🔬 LIFE CYCLE

Clothes Moth Life Cycle

Tineola bisselliella · Lepidoptera

Understanding the clothes moth's full cycle from egg to adult explains why treatment must target larvae in the darkest corners — not just the moths you see flying.

📐 FIELD GUIDE ILLUSTRATION
Clothes Moth (Tineola bisselliella) identification illustration with labeled anatomical features — PestControlBasics.com

Original illustration by PestControlBasics.com. Use anatomical labels above to confirm your identification.

🔄 Stages

🥚Egg
🐛Larva
🫘Pupa
🦋Adult
🥚
Egg
40-50 Eggs on Fabric
Females lay 40-50 tiny white eggs on or near natural fiber fabrics — wool, cashmere, silk, feathers. Eggs hatch in 4-10 days depending on temperature.
🐛
Larva
The Damaging Stage — 2-30 Months
Larvae are the ONLY stage that causes damage. Cream-colored, 1-10mm; spin silk webbing on fabric; feed continuously on natural fibers. Duration highly temperature-dependent: 2 months in warm conditions, up to 30 months in cold.
🫘
Pupa
2-4 Weeks in Silk Case
Larvae spin a silk case and pupate. Adults emerge in 2-4 weeks. Pupation can occur within fabric folds, in carpet, or in cracks.
🦋
Adult
1-3 Weeks — Adults Don't Feed
Adults live 1-3 weeks, don't feed (no mouthparts), and don't damage fabric. They avoid light, preferring dark closets.

🔬 Key Facts

🎯Treatment target: Larvae in dark undisturbed areas — not the adults you see flying
🌡️Temperature: Cool conditions dramatically extend larval development — infested items stored in unheated areas may have active larvae for years
🔍Male trap: Pheromone traps catch only males — they confirm presence but don't indicate severity

📅 Seasonality

Year-round indoors. Populations build slowly in undisturbed stored items. Infestations often not discovered until significant damage has occurred.

⏰ Treatment Window

Find and remove all infested sources (most critical). Freeze or dry clean affected items. Permethrin spray to closet surfaces. Pheromone trap placement for monitoring. Zero catches for 3+ consecutive weeks = elimination confirmed.

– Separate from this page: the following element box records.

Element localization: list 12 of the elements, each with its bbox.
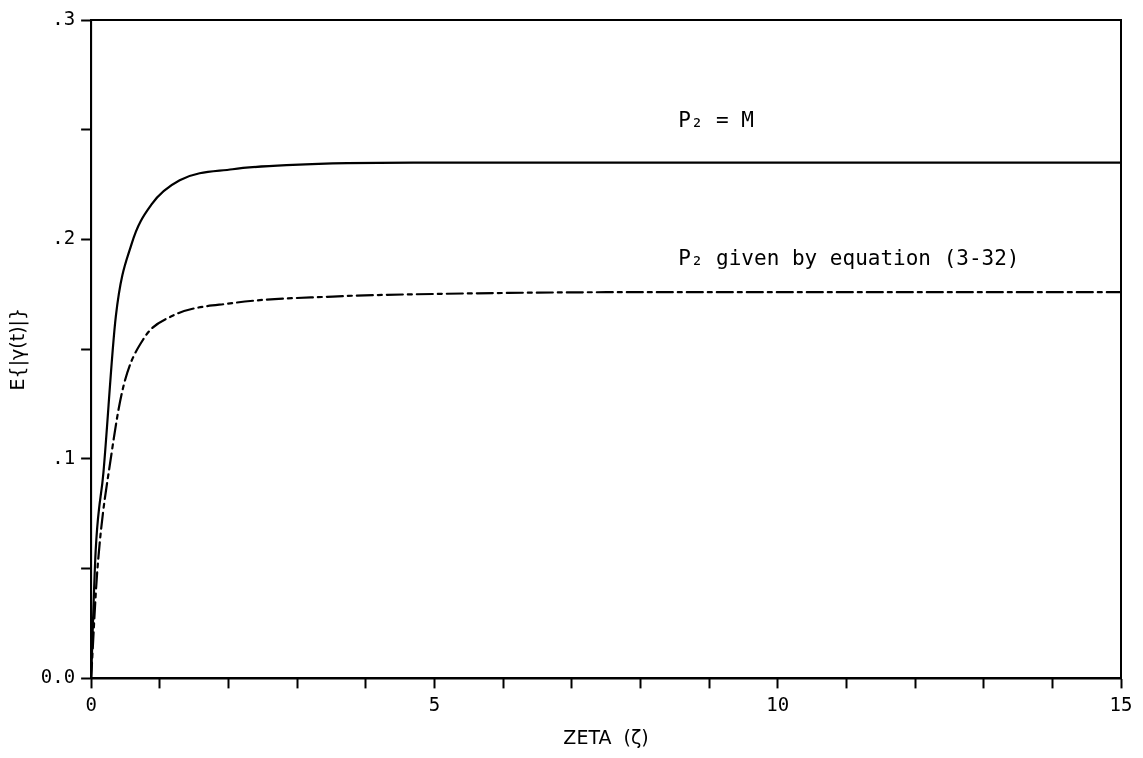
y-axis-title: E{|γ(t)|} [6, 307, 30, 391]
y-tick-label: .3 [52, 6, 76, 29]
y-tick-label: .2 [52, 226, 76, 249]
x-axis-title: ZETA (ζ) [563, 725, 649, 748]
annotation: P₂ = M [678, 107, 755, 132]
x-tick-label: 0 [85, 692, 97, 715]
y-tick-label: 0.0 [40, 665, 76, 688]
y-tick-label: .1 [52, 445, 76, 468]
x-tick-label: 10 [766, 692, 790, 715]
x-tick-label: 15 [1109, 692, 1133, 715]
x-tick-label: 5 [428, 692, 441, 715]
annotation: P₂ given by equation (3-32) [678, 246, 1020, 271]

✅ Target the most vulnerable stage.

🎯 Life Cycle Stage × Treatment Effectiveness

Understanding life cycle stages allows you to target the most vulnerable period and plan follow-up treatments to catch individuals that survived as eggs or pupae.

StageDurationTreatment Approach
Egg/PupaVariableOften resistant to insecticides. Target adults and larvae while preventing egg-laying.
Larva/NymphVariableOften the most susceptible stage to IGRs and targeted treatments.
AdultVariablePrimary treatment target. Elimination of adults stops reproduction.

⏰ Why Timing and Follow-Up Matter

Most treatment failures happen because of two mistakes: treating only once, and treating only the visible population. Life cycles mean there are always individuals in a pesticide-resistant stage (eggs, pupae, or protected cases) that will emerge after your first treatment.

💡 Key principle: You're not treating today's population — you're breaking the reproductive cycle.

❓ Life Cycle FAQ

How does knowing the life cycle help me treat this pest?
Life cycle knowledge tells you which stages are present and which are vulnerable. Treating when only adults are present misses eggs that will hatch in days. Timing treatments to coincide with the vulnerable stages — and planning follow-ups for resistant stages — dramatically improves outcomes.
Why do pests come back even after a thorough treatment?
Eggs, pupae, and protected life stages (like cockroach egg cases) are resistant to most insecticides. They hatch or emerge after treatment and rebuild the population. The solution is scheduled follow-up treatments timed to catch each new cohort as it becomes vulnerable.
How long does a complete life cycle take?
Cycle duration varies by species and temperature — warmer temperatures accelerate all stages. At typical indoor temperatures (70°F), most common household pest cycles complete in 4–12 weeks. This is why 6-week treatment protocols are the standard minimum for most infestations.